Thirty-two were brought to Manheim Auto Auction in Clarksville, Ind., by Last Stop Auto of Radcliff, Ky.
"They were given fake Michigan titles," Indiana State Police Sgt. Jerry Goodin told WDRB, a radio station in Louisville, Ky. "They were brought to southern Indiana and Kentucky. ... We know at least 60 of them were missing.
"Volkswagen was keeping track of all these vehicles they were purchasing back or buying back," Goodin said. "When these [vehicle identification numbers] starting showing up again in their system, that's when the red flags started flying up."

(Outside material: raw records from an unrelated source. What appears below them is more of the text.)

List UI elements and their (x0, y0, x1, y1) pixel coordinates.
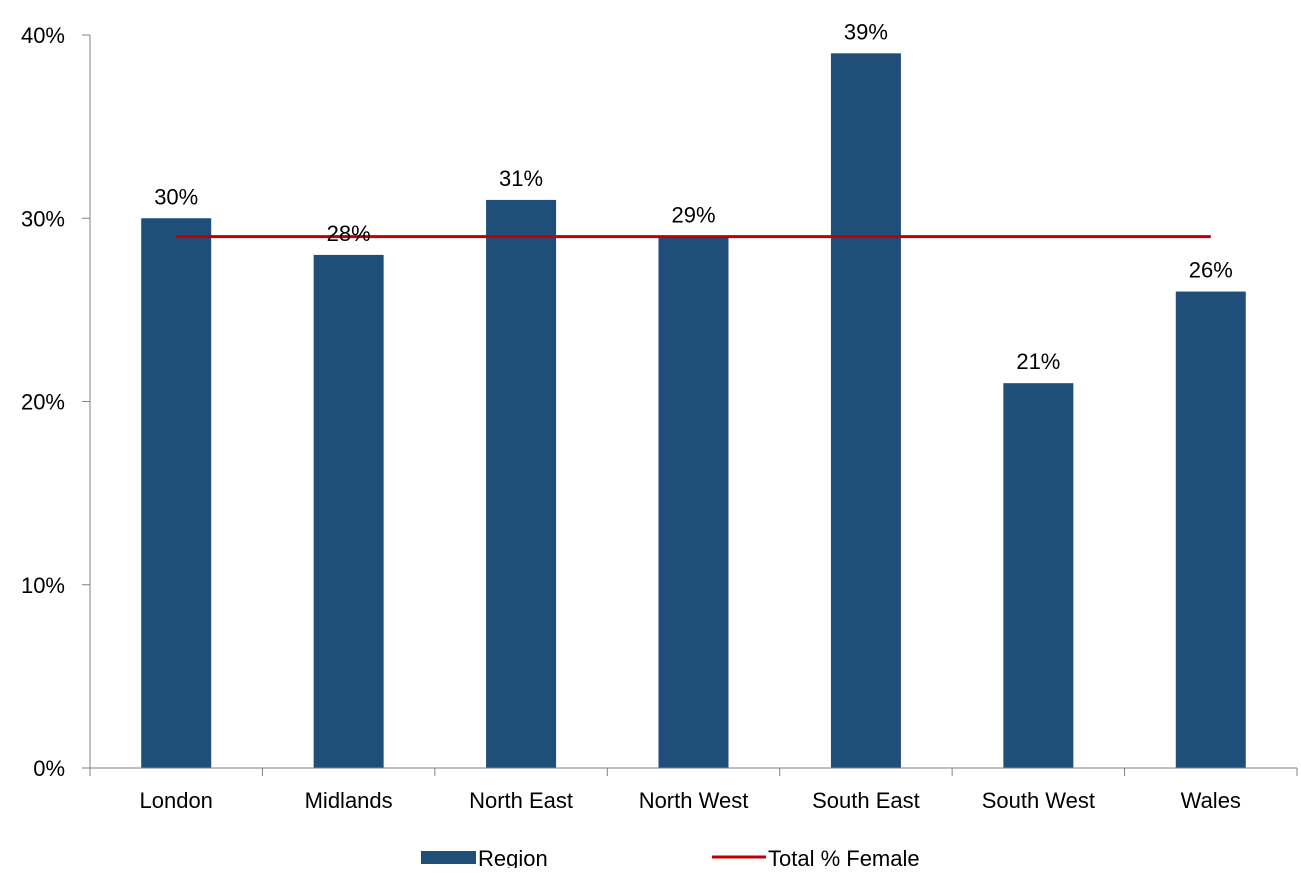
x-tick-label: North East (469, 788, 573, 813)
y-tick-label: 20% (21, 390, 65, 415)
y-tick-label: 0% (33, 756, 65, 781)
x-tick-label: North West (639, 788, 749, 813)
bar-north-west (658, 236, 729, 768)
axes-layer: 0% 10% 20% 30% 40% London Midlands North East No… (21, 23, 1298, 813)
bar-south-west (1003, 383, 1074, 768)
x-tick-label: South East (812, 788, 920, 813)
y-tick-label: 30% (21, 206, 65, 231)
data-label: 31% (499, 166, 543, 191)
data-label: 29% (671, 203, 715, 228)
data-label: 30% (154, 184, 198, 209)
data-label: 26% (1189, 258, 1233, 283)
bar-midlands (313, 254, 384, 768)
legend-label-total-female: Total % Female (768, 846, 920, 868)
x-tick-label: South West (982, 788, 1095, 813)
x-tick-label: Wales (1181, 788, 1241, 813)
labels-layer: 30% 28% 31% 29% 39% 21% 26% (154, 19, 1233, 374)
x-tick-label: Midlands (305, 788, 393, 813)
y-tick-label: 40% (21, 23, 65, 48)
legend-label-region: Region (478, 846, 548, 868)
bars-layer (141, 53, 1246, 769)
data-label: 39% (844, 19, 888, 44)
x-tick-label: London (140, 788, 213, 813)
y-tick-label: 10% (21, 573, 65, 598)
bar-south-east (830, 53, 901, 768)
bar-london (141, 218, 212, 768)
legend-swatch-region (421, 851, 476, 864)
bar-north-east (486, 199, 557, 769)
data-label: 28% (327, 221, 371, 246)
legend: Region Total % Female (421, 846, 920, 871)
data-label: 21% (1016, 349, 1060, 374)
bar-wales (1175, 291, 1246, 768)
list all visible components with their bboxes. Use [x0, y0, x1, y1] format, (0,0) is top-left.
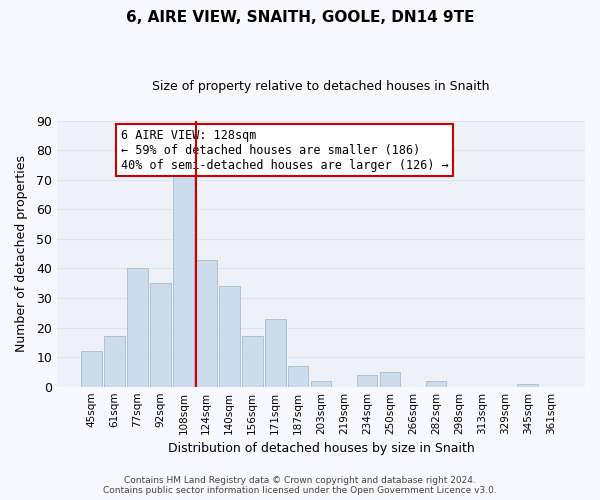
- Text: 6, AIRE VIEW, SNAITH, GOOLE, DN14 9TE: 6, AIRE VIEW, SNAITH, GOOLE, DN14 9TE: [126, 10, 474, 25]
- Title: Size of property relative to detached houses in Snaith: Size of property relative to detached ho…: [152, 80, 490, 93]
- Text: Contains HM Land Registry data © Crown copyright and database right 2024.
Contai: Contains HM Land Registry data © Crown c…: [103, 476, 497, 495]
- Bar: [127, 268, 148, 386]
- Bar: [219, 286, 239, 386]
- Bar: [265, 318, 286, 386]
- Bar: [288, 366, 308, 386]
- Text: 6 AIRE VIEW: 128sqm
← 59% of detached houses are smaller (186)
40% of semi-detac: 6 AIRE VIEW: 128sqm ← 59% of detached ho…: [121, 128, 448, 172]
- Bar: [104, 336, 125, 386]
- Bar: [425, 381, 446, 386]
- Bar: [517, 384, 538, 386]
- Bar: [311, 381, 331, 386]
- Bar: [242, 336, 263, 386]
- Bar: [150, 283, 171, 387]
- Bar: [173, 171, 194, 386]
- Bar: [356, 375, 377, 386]
- Bar: [380, 372, 400, 386]
- Bar: [81, 351, 102, 386]
- X-axis label: Distribution of detached houses by size in Snaith: Distribution of detached houses by size …: [168, 442, 475, 455]
- Bar: [196, 260, 217, 386]
- Y-axis label: Number of detached properties: Number of detached properties: [15, 155, 28, 352]
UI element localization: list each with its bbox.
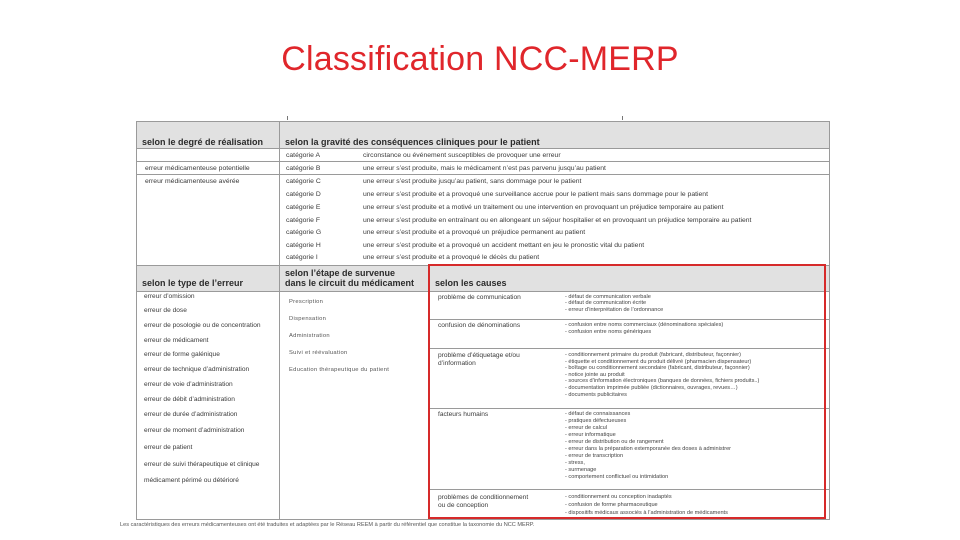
- error-type-item: erreur de posologie ou de concentration: [144, 322, 261, 329]
- step-item: Prescription: [289, 299, 324, 305]
- category-description: une erreur s’est produite et a motivé un…: [363, 204, 724, 211]
- category-label: catégorie I: [286, 254, 318, 261]
- cause-detail: - erreur informatique: [565, 432, 616, 438]
- realisation-item: erreur médicamenteuse potentielle: [145, 165, 250, 172]
- header-realisation: selon le degré de réalisation: [142, 137, 264, 147]
- header-causes: selon les causes: [435, 278, 507, 288]
- error-type-item: erreur de technique d’administration: [144, 366, 250, 373]
- cause-detail: - dispositifs médicaux associés à l’admi…: [565, 510, 728, 516]
- cause-label: confusion de dénominations: [438, 322, 521, 329]
- cause-detail: - confusion de forme pharmaceutique: [565, 502, 658, 508]
- category-description: une erreur s’est produite et a provoqué …: [363, 229, 586, 236]
- header-etape-line1: selon l’étape de survenue: [285, 268, 396, 278]
- error-type-item: erreur de moment d’administration: [144, 427, 245, 434]
- category-description: une erreur s’est produite, mais le médic…: [363, 165, 606, 172]
- source-footnote: Les caractéristiques des erreurs médicam…: [120, 522, 535, 528]
- cause-detail: - confusion entre noms commerciaux (déno…: [565, 322, 724, 328]
- error-type-item: erreur de dose: [144, 307, 187, 314]
- row-divider: [137, 174, 829, 175]
- step-item: Dispensation: [289, 316, 327, 322]
- causes-highlight-box: [428, 264, 826, 519]
- cause-detail: - sources d’information électroniques (b…: [565, 378, 760, 384]
- cause-detail: - documents publicitaires: [565, 392, 627, 398]
- cause-label: problèmes de conditionnement: [438, 494, 529, 501]
- cause-detail: - stress,: [565, 460, 585, 466]
- cause-detail: - boîtage ou conditionnement secondaire …: [565, 365, 750, 371]
- category-label: catégorie H: [286, 242, 321, 249]
- category-label: catégorie G: [286, 229, 322, 236]
- cause-detail: - erreur de calcul: [565, 425, 607, 431]
- category-description: une erreur s’est produite jusqu’au patie…: [363, 178, 582, 185]
- cause-detail: - défaut de communication écrite: [565, 300, 647, 306]
- table-top-tick: [622, 116, 623, 120]
- category-label: catégorie D: [286, 191, 321, 198]
- error-type-item: erreur de patient: [144, 444, 193, 451]
- error-type-item: erreur de médicament: [144, 337, 209, 344]
- cause-detail: - conditionnement primaire du produit (f…: [565, 352, 741, 358]
- cause-detail: - étiquette et conditionnement du produi…: [565, 359, 752, 365]
- category-label: catégorie C: [286, 178, 321, 185]
- error-type-item: erreur d’omission: [144, 293, 195, 300]
- row-divider: [137, 291, 829, 292]
- cause-detail: - documentation imprimée publiée (dictio…: [565, 385, 738, 391]
- step-item: Education thérapeutique du patient: [289, 367, 390, 373]
- row-divider: [137, 161, 829, 162]
- category-description: circonstance ou événement susceptibles d…: [363, 152, 561, 159]
- row-divider: [137, 148, 829, 149]
- cause-detail: - notice jointe au produit: [565, 372, 625, 378]
- cause-detail: - erreur de distribution ou de rangement: [565, 439, 664, 445]
- cause-detail: - erreur dans la préparation extemporané…: [565, 446, 732, 452]
- cause-detail: - erreur d’interprétation de l’ordonnanc…: [565, 307, 664, 313]
- table-top-tick: [287, 116, 288, 120]
- step-item: Suivi et réévaluation: [289, 350, 348, 356]
- cause-detail: - défaut de communication verbale: [565, 294, 651, 300]
- row-divider: [429, 489, 829, 490]
- column-divider: [279, 122, 280, 519]
- row-divider: [429, 408, 829, 409]
- error-type-item: erreur de durée d’administration: [144, 411, 238, 418]
- cause-detail: - confusion entre noms génériques: [565, 329, 652, 335]
- row-divider: [429, 319, 829, 320]
- error-type-item: erreur de forme galénique: [144, 351, 220, 358]
- realisation-item: erreur médicamenteuse avérée: [145, 178, 240, 185]
- cause-detail: - surmenage: [565, 467, 597, 473]
- cause-label: ou de conception: [438, 502, 489, 509]
- cause-detail: - défaut de connaissances: [565, 411, 631, 417]
- category-label: catégorie A: [286, 152, 321, 159]
- error-type-item: erreur de voie d’administration: [144, 381, 233, 388]
- category-label: catégorie F: [286, 217, 321, 224]
- row-divider: [429, 348, 829, 349]
- cause-detail: - erreur de transcription: [565, 453, 624, 459]
- category-description: une erreur s’est produite en entraînant …: [363, 217, 752, 224]
- cause-label: d’information: [438, 360, 476, 367]
- cause-label: problème d’étiquetage et/ou: [438, 352, 520, 359]
- cause-label: problème de communication: [438, 294, 521, 301]
- category-label: catégorie E: [286, 204, 321, 211]
- error-type-item: erreur de débit d’administration: [144, 396, 235, 403]
- category-description: une erreur s’est produite et a provoqué …: [363, 191, 708, 198]
- cause-label: facteurs humains: [438, 411, 489, 418]
- classification-table: selon le degré de réalisation selon la g…: [136, 121, 830, 520]
- cause-detail: - pratiques défectueuses: [565, 418, 627, 424]
- header-type: selon le type de l’erreur: [142, 278, 244, 288]
- cause-detail: - comportement conflictuel ou intimidati…: [565, 474, 669, 480]
- category-description: une erreur s’est produite et a provoqué …: [363, 254, 540, 261]
- header-etape-line2: dans le circuit du médicament: [285, 278, 415, 288]
- slide-title: Classification NCC-MERP: [281, 40, 679, 78]
- category-label: catégorie B: [286, 165, 321, 172]
- error-type-item: erreur de suivi thérapeutique et cliniqu…: [144, 461, 260, 468]
- header-gravite: selon la gravité des conséquences cliniq…: [285, 137, 540, 147]
- error-type-item: médicament périmé ou détérioré: [144, 477, 239, 484]
- cause-detail: - conditionnement ou conception inadapté…: [565, 494, 672, 500]
- category-description: une erreur s’est produite et a provoqué …: [363, 242, 645, 249]
- step-item: Administration: [289, 333, 330, 339]
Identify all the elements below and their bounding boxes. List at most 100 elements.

Legal representatives of Last Stop Auto said the business purchased the recalled Audis and Volkswagens for $11,000 from a supplier out of Michigan and sold them, not knowing they were stolen, at auction for about $18,000, WDRB reported.
Attempts to contact Last Stop Auto were unsuccessful.
As of Monday, Indiana State Police said, 12 of the stolen cars were still on the auction lot in Clarksville.
"On the rare occasion that a stolen car is involved, we rely on our local law enforcement partners to investigate the crime and determine the rightful owner of a vehicle where necessary," a Manheim spokeswoman said in an email. "As a member of the National Auto Auction Association, Manheim supports their National Arbitration Policy Guidelines that includes a limited title guarantee that protects our buyers in instances where a vehicle is stolen or has certain other title issues."
Nine of the missing vehicles -- six Volkswagen Passats and three utility vehicles -- were reportedly seized in Hardin County, Ky., near Louisville.
VW declined to comment on the investigation.